To start the cars moving, loaded or empty, it was the most common practice to push from between 2 cars with back against one and one leg pushing the other. This worked 90% of the time. (there was a slight down slope)
When that didn’t work, we used a teaser (pinch bar) to get the car moving.
Just like with a wheelbarrow, you just put your back into it.:wink:

I think this question is much trickier than just referring to behavior in the limit. I think you have to account for the kinetic energy in the rockets and their remaining fuel and, significantly, their exhausts (which are clouds with distributed kinetic energies).

Otherwise you can have this funny situation where you buy two identical rockets with ten hour motors, and attach each to a winch, and start both rockets with the winch brakes off. After a minute you adjust one of the winch brakes so that that its force exactly counters the rocket thrust. After a second minute you adjust the other winch brake so that that one counters its rocket thrust. The second rocket accelerated for twice as long and is now going twice as fast as the first.
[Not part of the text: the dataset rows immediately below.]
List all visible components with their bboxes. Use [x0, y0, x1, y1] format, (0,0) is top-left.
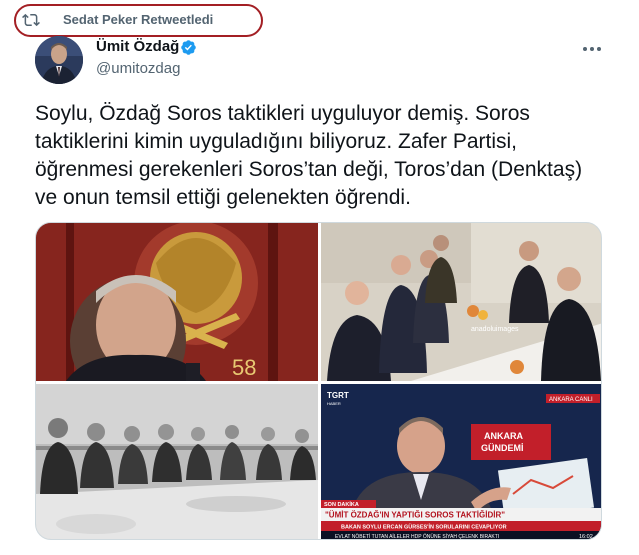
author-handle[interactable]: @umitozdag [96, 60, 180, 77]
photo-1[interactable]: 58 [36, 223, 318, 381]
verified-badge-icon [181, 40, 196, 55]
photo-4-channel-sub: HABER [327, 401, 341, 406]
author-name[interactable]: Ümit Özdağ [96, 38, 179, 55]
retweet-icon [22, 13, 40, 27]
avatar-photo [35, 36, 83, 84]
retweet-label[interactable]: Sedat Peker Retweetledi [63, 12, 213, 27]
tweet-text: Soylu, Özdağ Soros taktikleri uyguluyor … [35, 102, 583, 209]
photo-3[interactable] [36, 384, 318, 539]
photo-4-headline: "ÜMİT ÖZDAĞ'IN YAPTIĞI SOROS TAKTİĞİDİR" [325, 511, 505, 520]
photo-4-live-tag: ANKARA CANLI [549, 397, 593, 403]
photo-4-clock: 16:02 [579, 534, 593, 540]
photo-4-subheadline: BAKAN SOYLU ERCAN GÜRSES'İN SORULARINI C… [341, 524, 507, 531]
photo-2-watermark: anadoluimages [471, 326, 519, 333]
more-horizontal-icon[interactable] [580, 37, 604, 61]
photo-2[interactable]: anadoluimages [321, 223, 601, 381]
photo-1-overlay-text: 58 [232, 355, 256, 380]
tweet-card[interactable]: Sedat Peker Retweetledi Ümit Özdağ @umit… [0, 0, 639, 555]
photo-4-breaking-label: SON DAKİKA [324, 501, 359, 508]
photo-4[interactable]: ANKARA GÜNDEMİ ANKARA CANLI TGRT HABER SO… [321, 384, 601, 540]
media-grid[interactable]: 58 anadoluimages ANKARA GÜNDEMİ ANKARA C… [35, 222, 602, 540]
photo-4-ticker: EVLAT NÖBETİ TUTAN AİLELER HDP ÖNÜNE SİY… [335, 533, 499, 540]
avatar[interactable] [35, 36, 83, 84]
photo-4-channel: TGRT [327, 391, 349, 400]
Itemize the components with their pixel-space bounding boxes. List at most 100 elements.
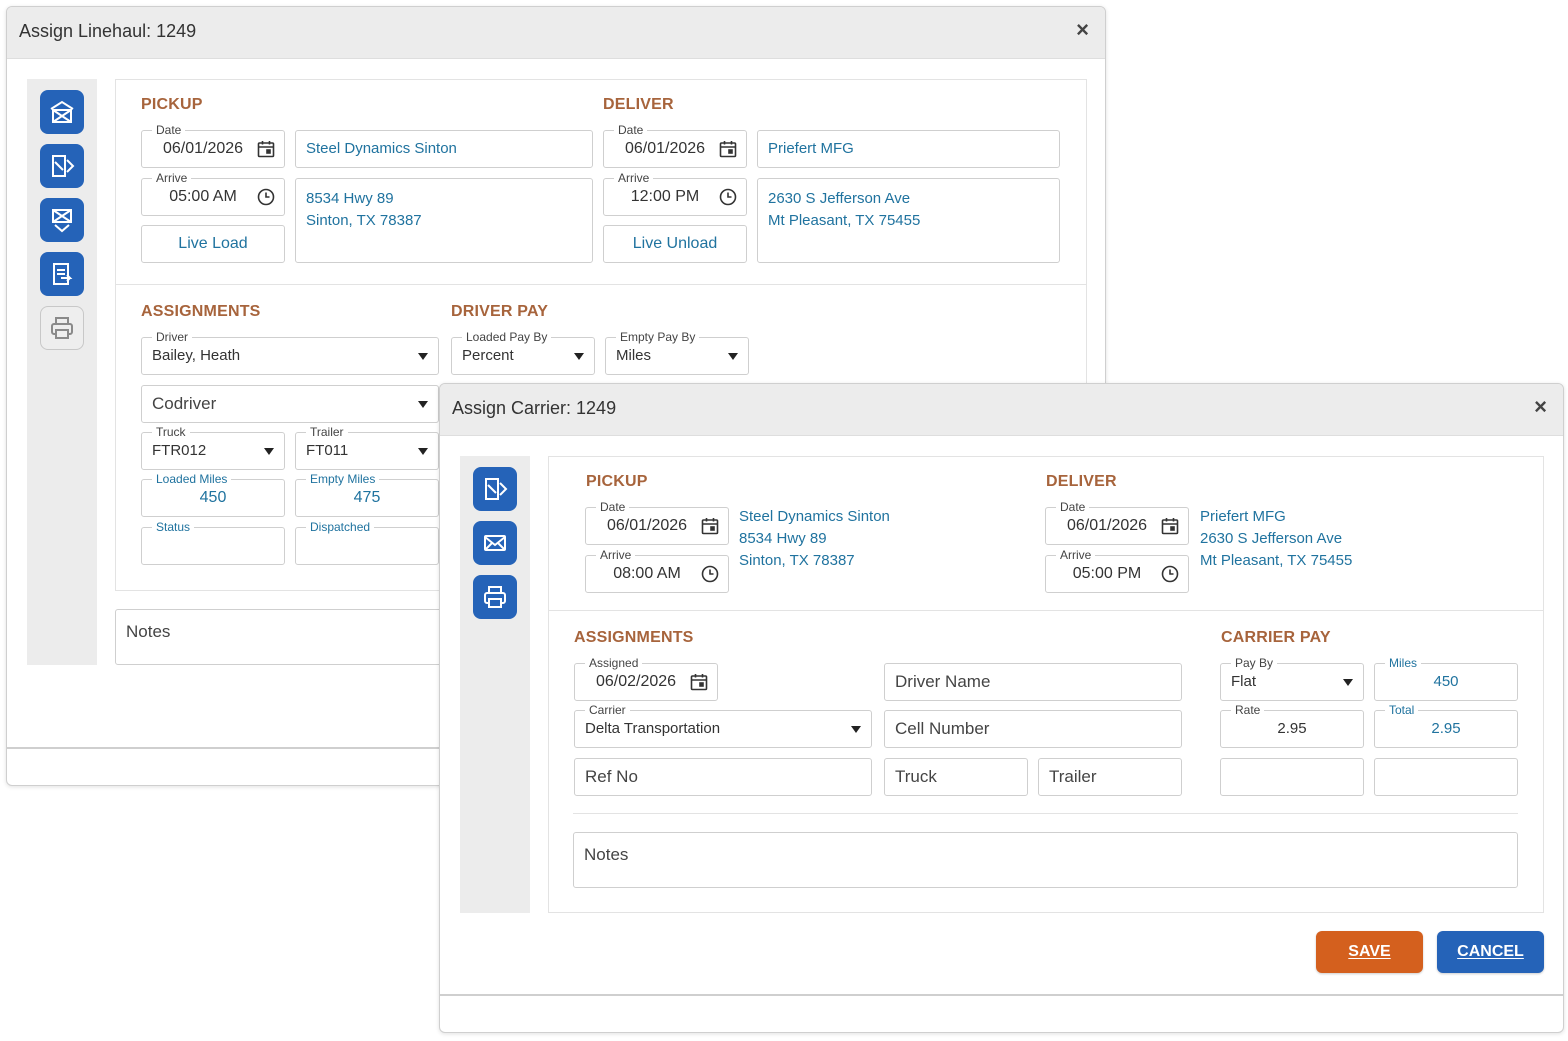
deliver-date-field[interactable]: Date 06/01/2026 xyxy=(603,123,747,168)
clock-icon[interactable] xyxy=(1160,564,1180,584)
deliver-arrive-value: 05:00 PM xyxy=(1072,565,1142,582)
dialog-header: Assign Linehaul: 1249 × xyxy=(7,7,1105,59)
cell-number-input[interactable]: Cell Number xyxy=(884,710,1182,748)
blank-field[interactable] xyxy=(1220,758,1364,796)
deliver-date-label: Date xyxy=(614,123,648,137)
dialog-header: Assign Carrier: 1249 × xyxy=(440,384,1563,436)
loaded-pay-select[interactable]: Loaded Pay By Percent xyxy=(451,330,595,375)
pay-by-select[interactable]: Pay By Flat xyxy=(1220,656,1364,701)
trailer-label: Trailer xyxy=(306,425,348,439)
calendar-icon[interactable] xyxy=(256,139,276,159)
deliver-address: Priefert MFG 2630 S Jefferson Ave Mt Ple… xyxy=(1200,506,1352,572)
clock-icon[interactable] xyxy=(256,187,276,207)
deliver-arrive-field[interactable]: Arrive 05:00 PM xyxy=(1045,548,1189,593)
pickup-address-line1: 8534 Hwy 89 xyxy=(739,530,827,547)
pickup-address-line1: 8534 Hwy 89 xyxy=(306,190,394,207)
driver-select[interactable]: Driver Bailey, Heath xyxy=(141,330,439,375)
carrier-value: Delta Transportation xyxy=(585,720,721,737)
pickup-date-value: 06/01/2026 xyxy=(162,140,244,157)
chevron-down-icon xyxy=(1343,679,1353,686)
print-button[interactable] xyxy=(40,306,84,350)
assigned-date-field[interactable]: Assigned 06/02/2026 xyxy=(574,656,718,701)
dispatched-field[interactable]: Dispatched xyxy=(295,520,439,565)
carrier-select[interactable]: Carrier Delta Transportation xyxy=(574,703,872,748)
assignments-section-title: ASSIGNMENTS xyxy=(141,303,261,320)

Now you have very nearly ten hours to wait, during which the second rocket appears to be doing twice as much work as the first one.

The old WWI four stacker destroyers had four fire rooms. With two of them in operation they could make 26 knots. Bringing the other two on line would get them up to 32 knots. So basically 100% more power gave 23% more speed.

Wait, I was always taught that there was no absolute frame of reference from which to measure speed (obviously, we’re talking vacuum, yada, yada, here). So, bearing that in mind, I would have thought that in that vacuum, the speed of the rocket + cube wouldn’t matter - going from X to X+1 mph is the same thing. And, yeah, forget about rocket fuel and weight and all that.

ETA, in the wheelbarrow case, you also have to move yourself faster pushing it at 2 mph, which requires some energy.

It doesn’t just appear to be doing twice as much work, it actually is doing twice as much work. As stated in my earlier post, a rocket engine is more efficient at higher speeds.

Thrust x speed = power delivered to vehicle. Rocket provides constant thrust; if it’s moving at higher speed, it’s delivering more power to the vehicle.

In your scenario, that second winch brake will heat up twice as quickly as the first winch brake.